In Linux based systems, the transport layer is typically the boundary of what is provided as a service by the kernel and what is implemented by some application in user space. We can use netstat to list all the active transport layer connections and services, including which processes own them (only as root).

pi@raspberrypi ~ $ sudo netstat -nap --inet
Active Internet connections (servers and established)
Proto Recv-Q Send-Q Local Address           Foreign Address         State       PID/Program name
tcp        0      0 0.0.0.0:80              0.0.0.0:*               LISTEN      1279/apache2  
tcp        0      0 0.0.0.0:22              0.0.0.0:*               LISTEN      1704/sshd      
tcp        0      0 0.0.0.0:631             0.0.0.0:*               LISTEN      1547/cupsd    
tcp        0    336 192.168.1.148:22        192.168.1.141:54757     ESTABLISHED 2509/sshd: pi [priv
tcp        0      0 192.168.1.148:50229     173.194.113.115:80      TIME_WAIT   -              
udp        0      0 0.0.0.0:61409           0.0.0.0:*                           1387/dhclient  
udp        0      0 0.0.0.0:5353            0.0.0.0:*                           1510/avahi-daemon:
udp        0      0 0.0.0.0:68              0.0.0.0:*                           1387/dhclient  
udp        0      0 192.168.1.148:123       0.0.0.0:*                           1623/ntpd      
udp        0      0 127.0.0.1:123           0.0.0.0:*                           1623/ntpd      
udp        0      0 0.0.0.0:123             0.0.0.0:*                           1623/ntpd      
udp        0      0 0.0.0.0:57724           0.0.0.0:*                           1510/avahi-daemon:

We can see that there are only 2 concrete TCP connections, an ssh session and the expiring state of the connection to the webserver used in the example above.

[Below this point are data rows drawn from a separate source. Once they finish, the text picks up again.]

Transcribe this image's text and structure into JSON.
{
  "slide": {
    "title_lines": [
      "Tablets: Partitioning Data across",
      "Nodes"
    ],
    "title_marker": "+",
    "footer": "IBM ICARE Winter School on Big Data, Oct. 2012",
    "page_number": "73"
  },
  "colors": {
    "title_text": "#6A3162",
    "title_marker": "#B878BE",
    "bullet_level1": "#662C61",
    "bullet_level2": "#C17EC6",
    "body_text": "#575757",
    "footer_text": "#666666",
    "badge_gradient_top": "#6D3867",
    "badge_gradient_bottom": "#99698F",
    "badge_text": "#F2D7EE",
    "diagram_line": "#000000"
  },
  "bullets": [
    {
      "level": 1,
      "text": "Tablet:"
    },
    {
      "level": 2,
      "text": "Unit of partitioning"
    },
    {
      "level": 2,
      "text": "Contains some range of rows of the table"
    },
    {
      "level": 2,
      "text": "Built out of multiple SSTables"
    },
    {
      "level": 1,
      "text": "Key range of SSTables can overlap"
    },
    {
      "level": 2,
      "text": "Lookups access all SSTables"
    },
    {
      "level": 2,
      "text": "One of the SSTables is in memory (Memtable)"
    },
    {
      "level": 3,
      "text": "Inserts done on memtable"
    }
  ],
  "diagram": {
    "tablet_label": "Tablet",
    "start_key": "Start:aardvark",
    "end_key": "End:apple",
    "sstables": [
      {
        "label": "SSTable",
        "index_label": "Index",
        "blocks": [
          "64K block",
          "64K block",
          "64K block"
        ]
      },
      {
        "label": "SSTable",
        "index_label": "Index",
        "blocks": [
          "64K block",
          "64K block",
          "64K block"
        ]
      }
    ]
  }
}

All the other entries are service endpoints, which a particular process has created in order to tell the kernel that it would be ready to handle incoming TCP or UDP transport connections for a particular port number - e.g. port 22 is the standard service port for ssh or port 80 for http.

During this tour through the lowest levels of the Linux networking stack, we have been dealing exclusively with numerical addresses and port numbers, while as regular users of the Internet, we are accustomed to descriptive names instead. In one of the following episodes of Linux Toolshed, we will be exploring how hosts on the network get their names and addresses.